Like other aspects of U.S. Asia policy, U.S. alliance management in Asia, when viewed comprehensively with respect to all five of Washington’s treaty allies in Asia – Australia, Japan, the Philippines, South Korea, and Thailand – has been through its share of challenges as well as troubling periods, with the more dramatic examples being Jimmy Carter’s initial decision to withdraw U.S. troops from South Korea in the late 1970s or the U.S. base closures in the Philippines in the early 1990s. It has also been fairly commonplace to see alliances go through periods of change with changes in the balance of power, priority shifts in administrations in the United States and in Asian allied capitals, the evolving mix of security challenges, and ongoing negotiations about the shape of burden sharing and the alignment of threat perceptions.
Under the Trump administration, U.S. alliance management has entered a rocky phase due to a confluence of developments. The focus of the headlines is often on the president’s decades-old skepticism of alliances or broader protectionist and unilateral impulses tied to an America First approach, which are not inconsequential since they have not only complicated negotiations with allies like Japan and South Korea, but also and raised questions about Washington’s reliability in other Asian capitals. In a more institutional sense, the Trump administration’s increasing focus on U.S.-China competition and its unveiling of the Free and Open Indo-Pacific approach has opened up avenues for allied cooperation but also raised new questions about how that might be shaped that still remain ahead of upcoming U.S. elections in 2020. And intraregional trends that were at play before the Trump administration came into office have not only continued but intensified, be it China’s effort to build up its own regional partnership network including with U.S. allies like Thailand and the Philippines, or the seriousness of flashpoints in the Korean Peninsula or the South China Sea.

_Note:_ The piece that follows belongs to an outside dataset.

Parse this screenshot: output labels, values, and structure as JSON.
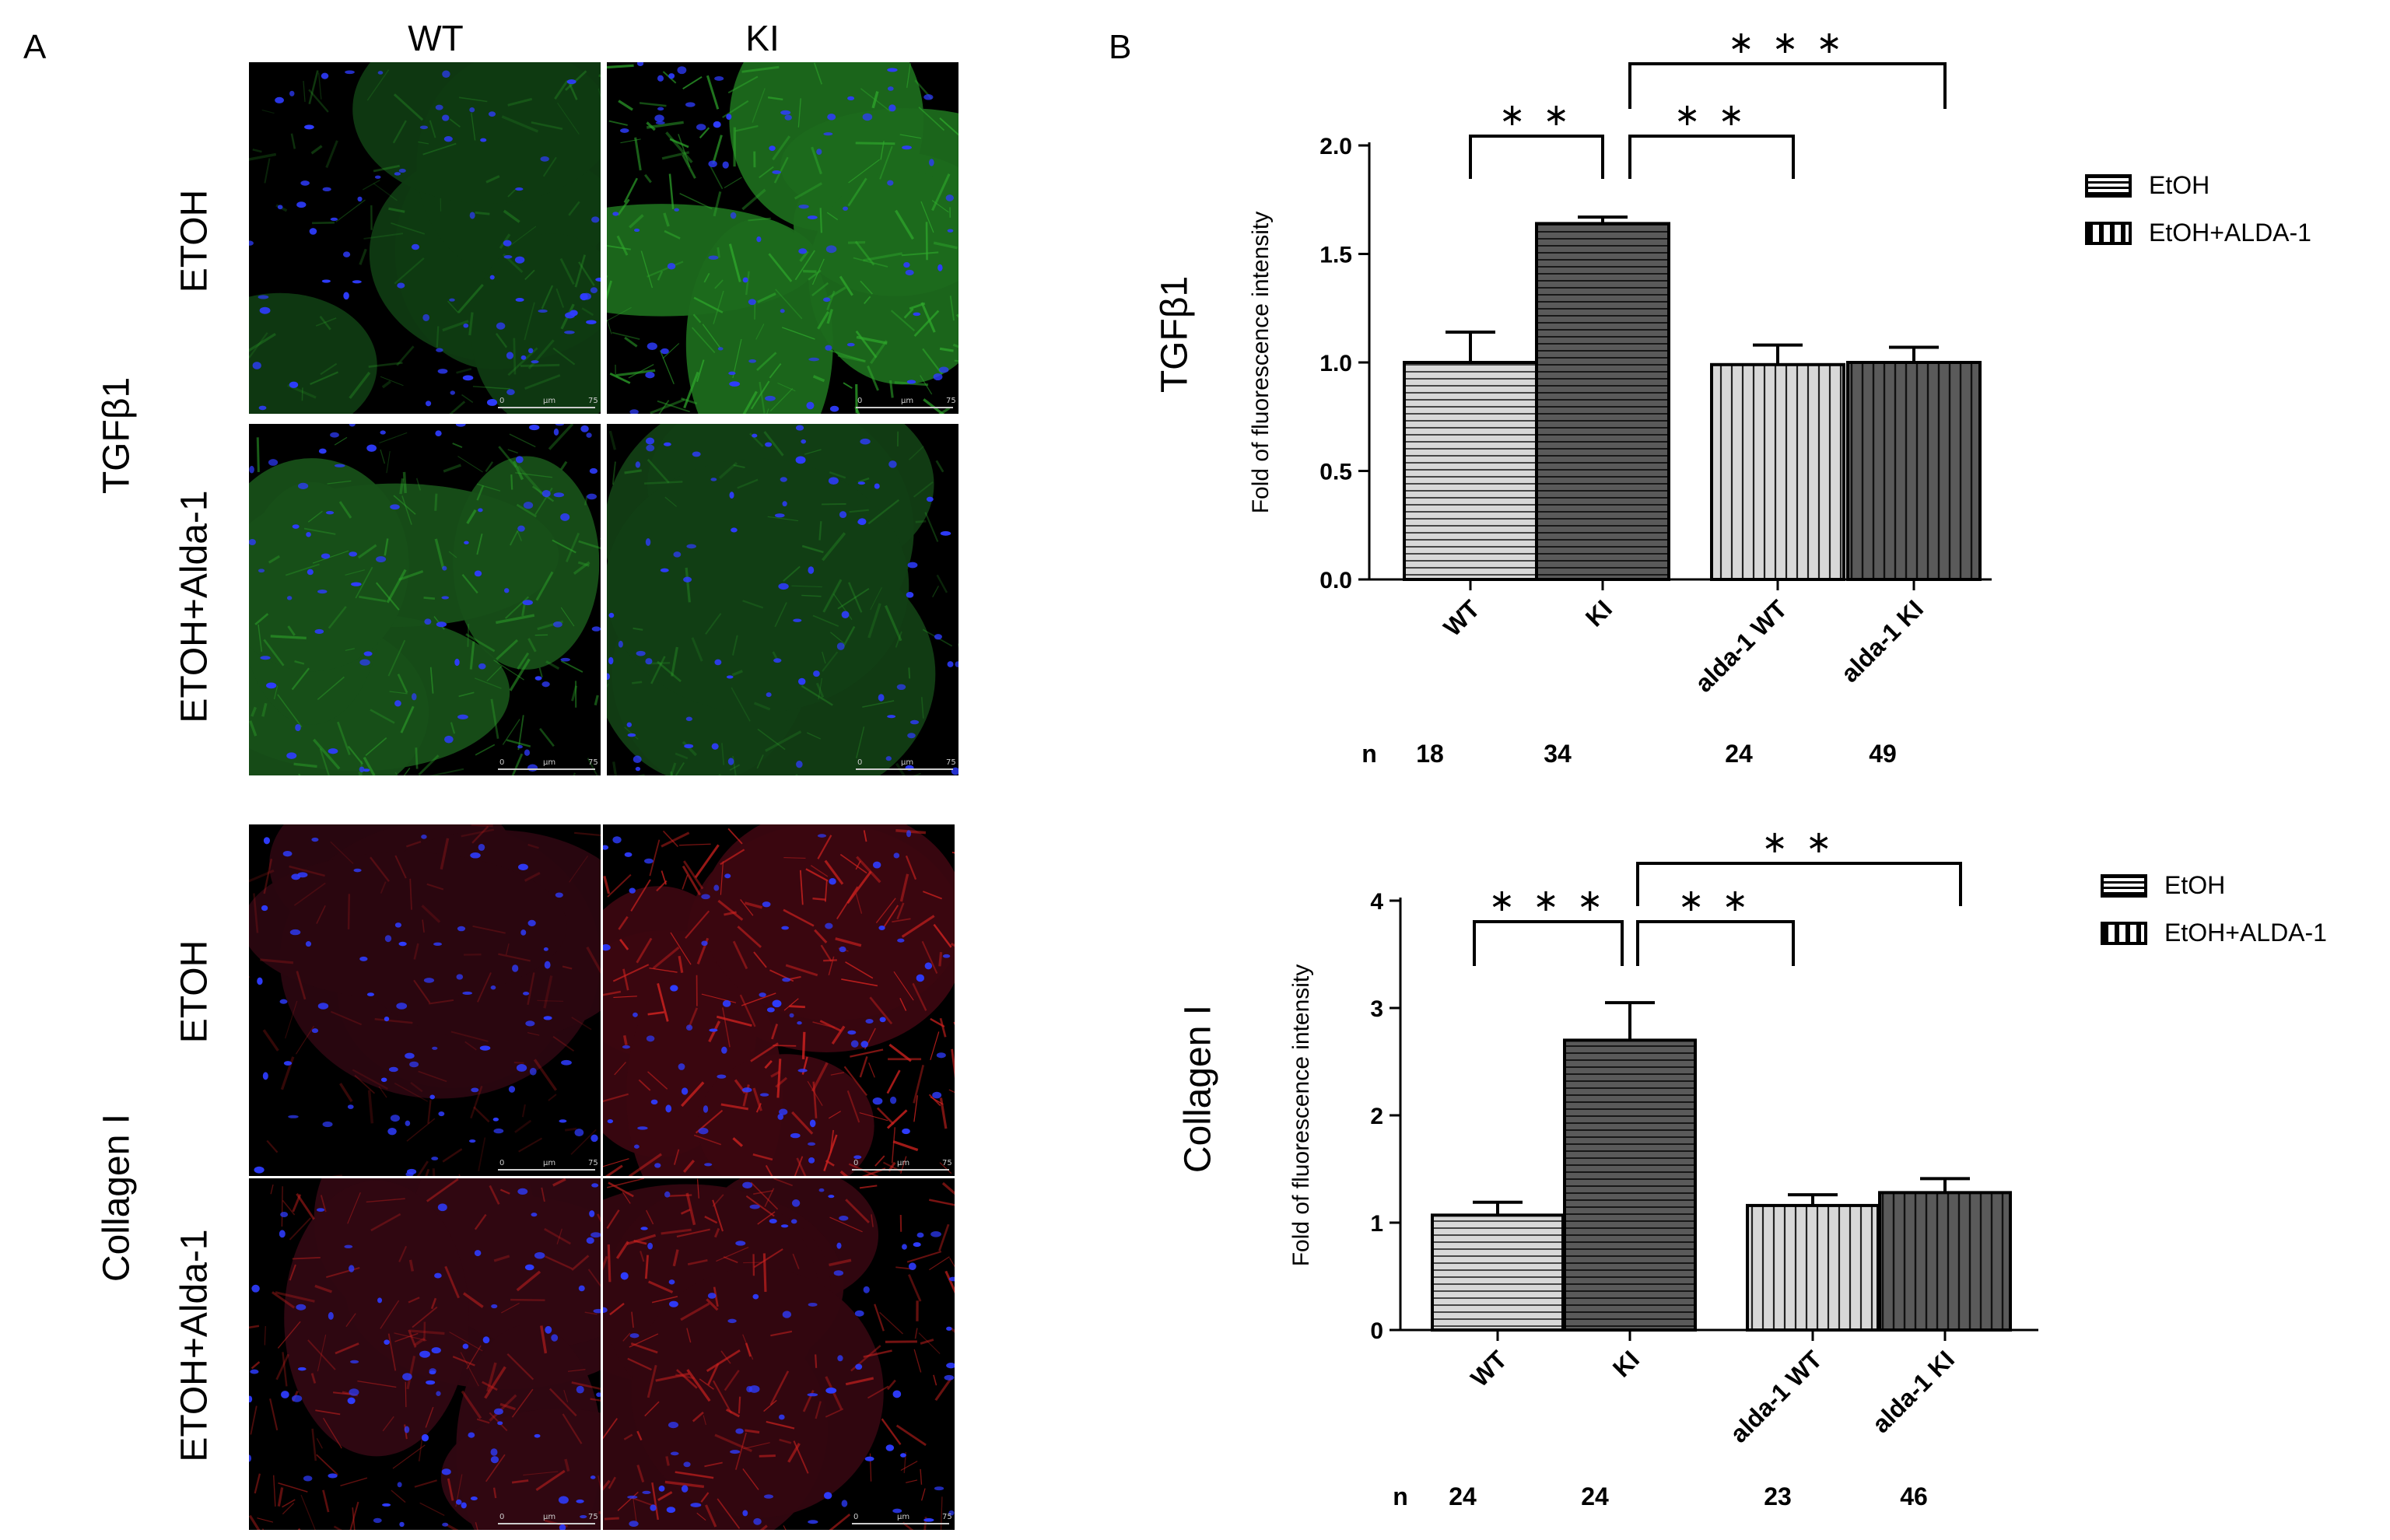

Despite this rocky phase in U.S. alliance management, it is worth acknowledging that the Trump administration has nonetheless seen some positive developments and occasional gains on the alliance front. The administration’s focus on the China challenge has reinforced clarity on this front amid Beijing’s growing assertiveness which some allies and partners had been hoping for more of under the Obama administration. There have been efforts to shore up the two alliances in Southeast Asia, Thailand and the Philippines, which have traditionally been weaker relative to those in Japan, South Korea and Australia, with steps taken such as a joint vision statement and reinforcing commitment clarity. There has been greater attention to shoring up the resource base for U.S. defense policy, after years of defense budget reductions and cuts which affect the U.S. role as a security partner in the Asia-Pacific. And the trend of networking alliances with wider partnerships and friendships in the Indo-Pacific has not only continued but intensified, as evidenced by the momentum we have seen with trilateral mechanisms and the Quad.
The issue, however, is that the gains made in individual alliances and on broader aspects like threat clarity or resourcing may be outweighed by the uncertainties Trump has raised about alliances themselves and the future shape of U.S. regional engagement. While the gains in defense resourcing may increase U.S. capabilities, their impact may be limited by questions about future U.S. intentions as well as issues about other aspects of U.S. policy such as the diplomatic and economic realms which have seen some challenges under the Trump years. Similarly, whatever greater clarity in U.S. China policy may be offset by uncertainty about U.S. engagement, which matters because it can reduce the willingness of allies to collaborate with Washington on some fronts, exacerbate hedging tendencies, and feed into segments of elite and public opinion in Asian states that are more supportive of accommodating a more Sinocentric order. And though Trump’s transactional treatment of alliances may not be shared by the broader Washington establishment, it nonetheless risks playing into existing concerns in some pockets of allied capitals about the outdated nature of these arrangements which can in turn create challenges for policymakers.
To be sure, these challenges are not insurmountable even as they remain significant today. Indeed, there are visible efforts by U.S. policymakers to try to reinforce some of the inroads made and manage concerns that have been evident of late, be it through periodic rhetorical statements to reassure allies and partners or initiatives that focus on aspects of policy such as the building out of the non-defense aspects of FOIP. U.S. Defense Secretary Mark Esper’s recent trip out to the region saw some of this in the works as well, in spite of the manifold policy issues that were raised during each of his stops. How exactly all this will play out in a U.S. policy context amid wider trends and regional developments will prove fundamental in how the Trump administration’s overall record on alliance management plays out.